New direct flight from Napier to Wairoa and Gisborne announced

Daily weekday flights begin on 26 June, carrying six passengers each, Sunair Aviation said.
Daily weekday flights begin on 26 June, carrying six passengers each, Sunair Aviation said. Photo credit: RNZ

New direct flights will be available from Napier to Wairoa and Gisborne by the end of the month.

Sunair Aviation has announced it is launching a new weekday service, after Air New Zealand's temporary Napier-to-Gisborne service was cut last week.

Hawke's Bay Airport chief executive Rob Stratford said it was vital to have an alternative connection with Wairoa and Gisborne while State Highway 2, which was closed for three months after Cyclone Gabrielle, remained vulnerable.

Daily weekday flights begin on Monday, 26 June, carrying six passengers each.

Sunair's flight operations manager Dan Power said although the road network was operational, some people might be reluctant to travel by road, and it was "good to be able to offer travellers an alternative", he said.

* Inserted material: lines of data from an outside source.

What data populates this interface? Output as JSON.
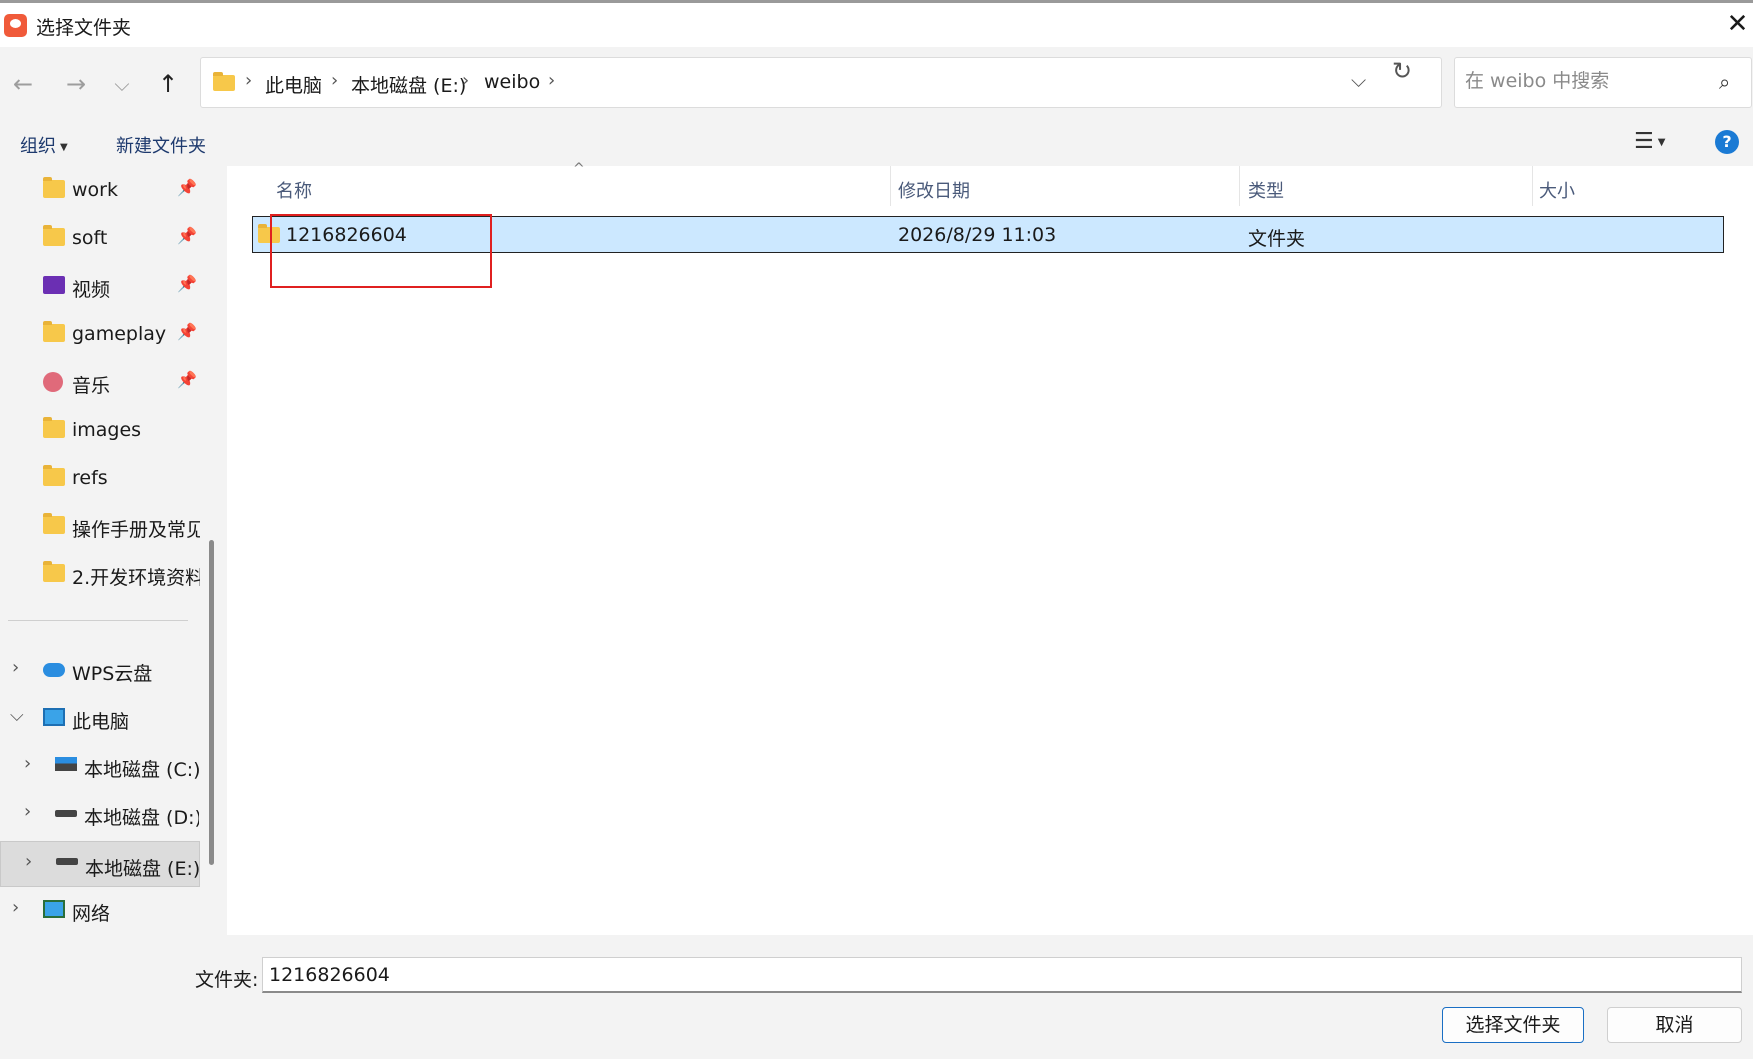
{
  "window": {
    "title": "选择文件夹",
    "close_glyph": "✕"
  },
  "nav": {
    "back_glyph": "←",
    "forward_glyph": "→",
    "recent_glyph": "⌵",
    "up_glyph": "↑"
  },
  "address": {
    "crumbs": [
      "此电脑",
      "本地磁盘 (E:)",
      "weibo"
    ],
    "separator": "›",
    "dropdown_glyph": "⌵",
    "refresh_glyph": "↻"
  },
  "search": {
    "placeholder": "在 weibo 中搜索",
    "icon_glyph": "⌕"
  },
  "toolbar": {
    "organize": "组织",
    "new_folder": "新建文件夹",
    "view_glyph": "☰",
    "help_glyph": "?"
  },
  "sidebar": {
    "quick": [
      {
        "label": "work",
        "icon": "folder-icon"
      },
      {
        "label": "soft",
        "icon": "folder-icon"
      },
      {
        "label": "视频",
        "icon": "video-icon"
      },
      {
        "label": "gameplay",
        "icon": "folder-icon"
      },
      {
        "label": "音乐",
        "icon": "music-icon"
      },
      {
        "label": "images",
        "icon": "folder-icon"
      },
      {
        "label": "refs",
        "icon": "folder-icon"
      },
      {
        "label": "操作手册及常见问题",
        "icon": "folder-icon"
      },
      {
        "label": "2.开发环境资料",
        "icon": "folder-icon"
      }
    ],
    "pin_glyph": "📌",
    "tree": [
      {
        "label": "WPS云盘",
        "icon": "cloud-icon",
        "expander": "›"
      },
      {
        "label": "此电脑",
        "icon": "pc-icon",
        "expander": "⌵"
      },
      {
        "label": "本地磁盘 (C:)",
        "icon": "drive-icon",
        "expander": "›"
      },
      {
        "label": "本地磁盘 (D:)",
        "icon": "drive-icon",
        "expander": "›"
      },
      {
        "label": "本地磁盘 (E:)",
        "icon": "drive-icon",
        "expander": "›"
      },
      {
        "label": "网络",
        "icon": "network-icon",
        "expander": "›"
      }
    ]
  },
  "table": {
    "columns": [
      "名称",
      "修改日期",
      "类型",
      "大小"
    ],
    "sort_glyph": "^",
    "rows": [
      {
        "name": "1216826604",
        "modified": "2026/8/29 11:03",
        "type": "文件夹",
        "size": ""
      }
    ]
  },
  "footer": {
    "folder_label": "文件夹:",
    "folder_value": "1216826604",
    "select_button": "选择文件夹",
    "cancel_button": "取消"
  },
  "colors": {
    "selection": "#cce8ff",
    "highlight_box": "#e02020",
    "accent": "#1a7ad4"
  }
}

"Fares [are] $240 including GST one-way between Gisborne and Napier," Power said.

"And thanks to the support being offered by Hawke's Bay Airport and Wairoa District Council, we are able to reduce the Napier - Wairoa airfares to $190."

There would also be a once-daily flight from Napier to Tauranga, returning via Gisborne.

Wairoa mayor Craig Little said Cyclone Gabrielle highlighted the vulnerability of the routes in and out of Wairoa.

"Any additional connectivity layer must be a win for our community," he said.

"We recognise that due to our small population base, there will be limitations around this service and that the fares will not be the same as regional fares. However, at a time when we have lost so much, it is great to have a new service and option for our district."

Gisborne mayor Rehette Stoltz said the direct flights offered by Air New Zealand had been very popular, and having more choices would "contribute to a healthy, productive relationship between us and our Hawke's Bay neighbours".

Stratford said he could only see demand for direct air service connection growing as Hawke's Bay and Tai Rāwhiti moved further into the cyclone recovery phase.